The author, and Bell, should acknowledge that determinists are all set and can be pleased with that rational model of QM.  It's stunning how *casually* the physicists admit or state that their physics theory-selection choices are based on totally extra-scientific commitments, of upholding the free will assumption.  They so casually define science as "the quest for a rational model of the physical world that doesn't contradict free will."

Richard Double wrote the most indispensable philosophy book about the free will debate, pointing out that freewill-committed philosophers (or freewill-committed scientists) are driven by an axiomatic, pre-theoretical commitment to defending and upholding a free will-based theory of ethics and moral philosophy, rather than following where reason and scientific discovery leads. 
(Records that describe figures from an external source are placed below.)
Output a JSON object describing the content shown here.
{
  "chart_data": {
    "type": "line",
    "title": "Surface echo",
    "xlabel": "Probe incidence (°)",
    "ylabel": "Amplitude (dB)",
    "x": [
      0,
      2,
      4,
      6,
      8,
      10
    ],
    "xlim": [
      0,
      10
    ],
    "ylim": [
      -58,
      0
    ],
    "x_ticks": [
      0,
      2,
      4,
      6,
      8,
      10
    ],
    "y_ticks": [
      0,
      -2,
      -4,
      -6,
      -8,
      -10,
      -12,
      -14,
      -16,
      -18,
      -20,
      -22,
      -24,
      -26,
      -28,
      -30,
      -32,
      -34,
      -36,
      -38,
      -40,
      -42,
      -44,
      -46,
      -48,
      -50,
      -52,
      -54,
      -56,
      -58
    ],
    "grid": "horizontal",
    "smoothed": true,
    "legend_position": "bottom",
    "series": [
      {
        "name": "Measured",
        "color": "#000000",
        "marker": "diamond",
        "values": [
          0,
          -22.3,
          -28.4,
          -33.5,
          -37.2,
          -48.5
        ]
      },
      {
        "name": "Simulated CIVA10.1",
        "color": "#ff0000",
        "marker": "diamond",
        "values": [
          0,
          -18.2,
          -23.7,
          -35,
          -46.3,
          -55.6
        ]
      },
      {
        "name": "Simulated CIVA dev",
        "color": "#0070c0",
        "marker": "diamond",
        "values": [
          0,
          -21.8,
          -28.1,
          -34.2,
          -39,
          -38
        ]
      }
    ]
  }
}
People talk about how science was discovered to ultimately be nonrational, but that is a completely debatable and unfortunate dominant historical accident: science, or not science at all but rather scientists, chose Copenhagenism, choose to reject hidden variables, kicked out and insulted Einstein, ignored Bohm, and then finally admitted the good sense of hidden variables only to reject it as unacceptable because of violating the freewill assumption. 
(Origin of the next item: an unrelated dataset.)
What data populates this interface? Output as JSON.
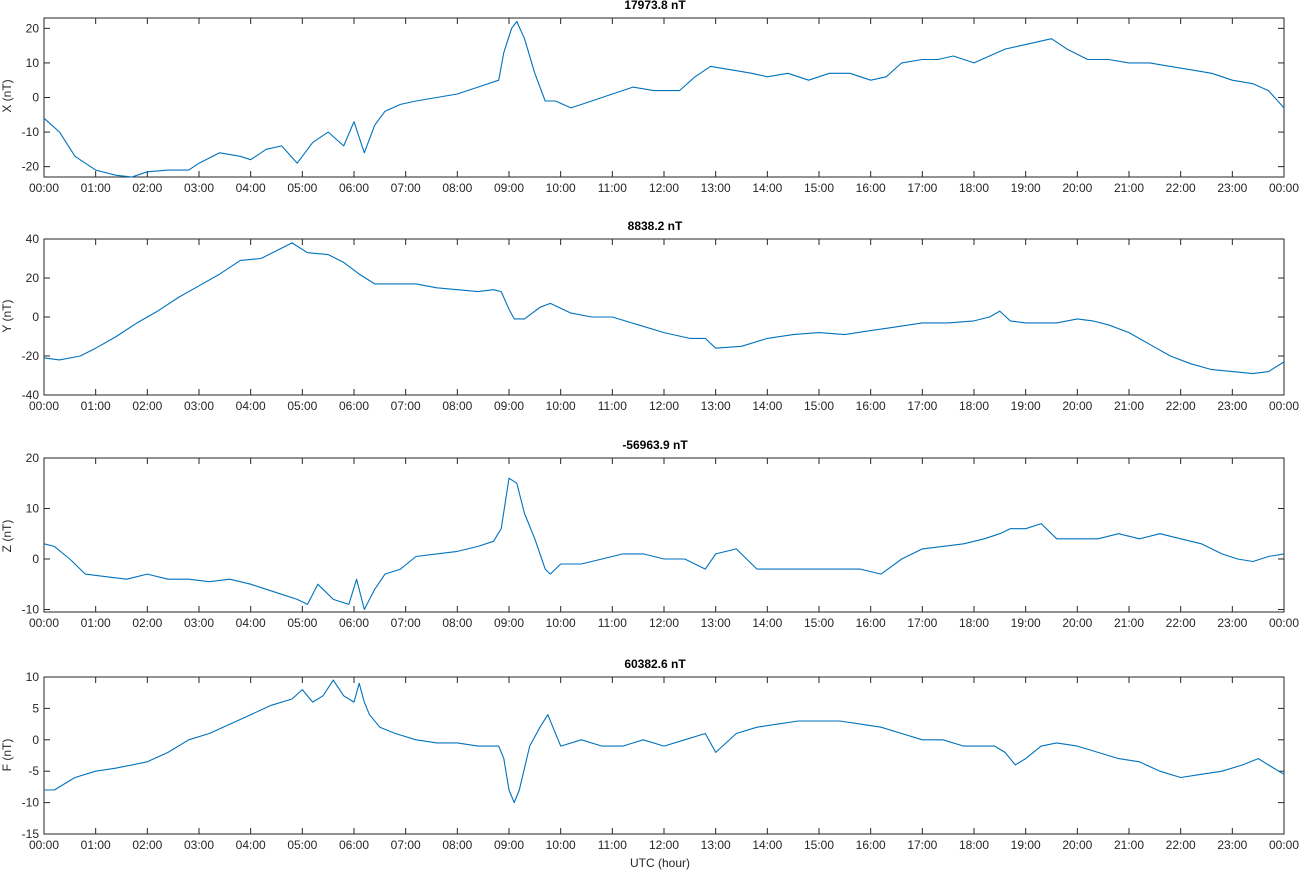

Was this "science", we had in the 20th Century?  After Relativity, Physics wasn't actually science at all, it's been something else -- science driven by and used for extra-scientific commitments and constraints. 

Science was treated as the queen of the domains, Physics was treated as the queen of the sciences, and QM was treated as the queen of Physics, yet look which path those quasi-scientists chose -- the path of unreason and gleeful embrace of mystification, the path of magical mind-over-matter, the path of free will, rejecting a comprehensible, deterministic hidden-variables model out of hand, for reasons having nothing to do with science.

I don't necessarily agree with any reasoning in the theories of QM physicists -- I completely abandoned trust in them, with a sense of deep betrayal, the moment the professor favorably presented Copenhagenism to my class.  Does the one coherent QM hidden-variables model require abandoning the freewill assumption?  Bell says it does, but I trust no connections these distorters of science claim to make. 

At least, Bell's train of reasoning does certainly reveal the extra-scientific nature of some of his main motives that he mixes into his notion of science and reason, including, as Double points out, his notion of what science is *for* and what its goals are.  As a kind of determinist, I characteristically reject the notion that science ought to be guided by an assumed pre-theoretical commitment to upholding the freewill assumption.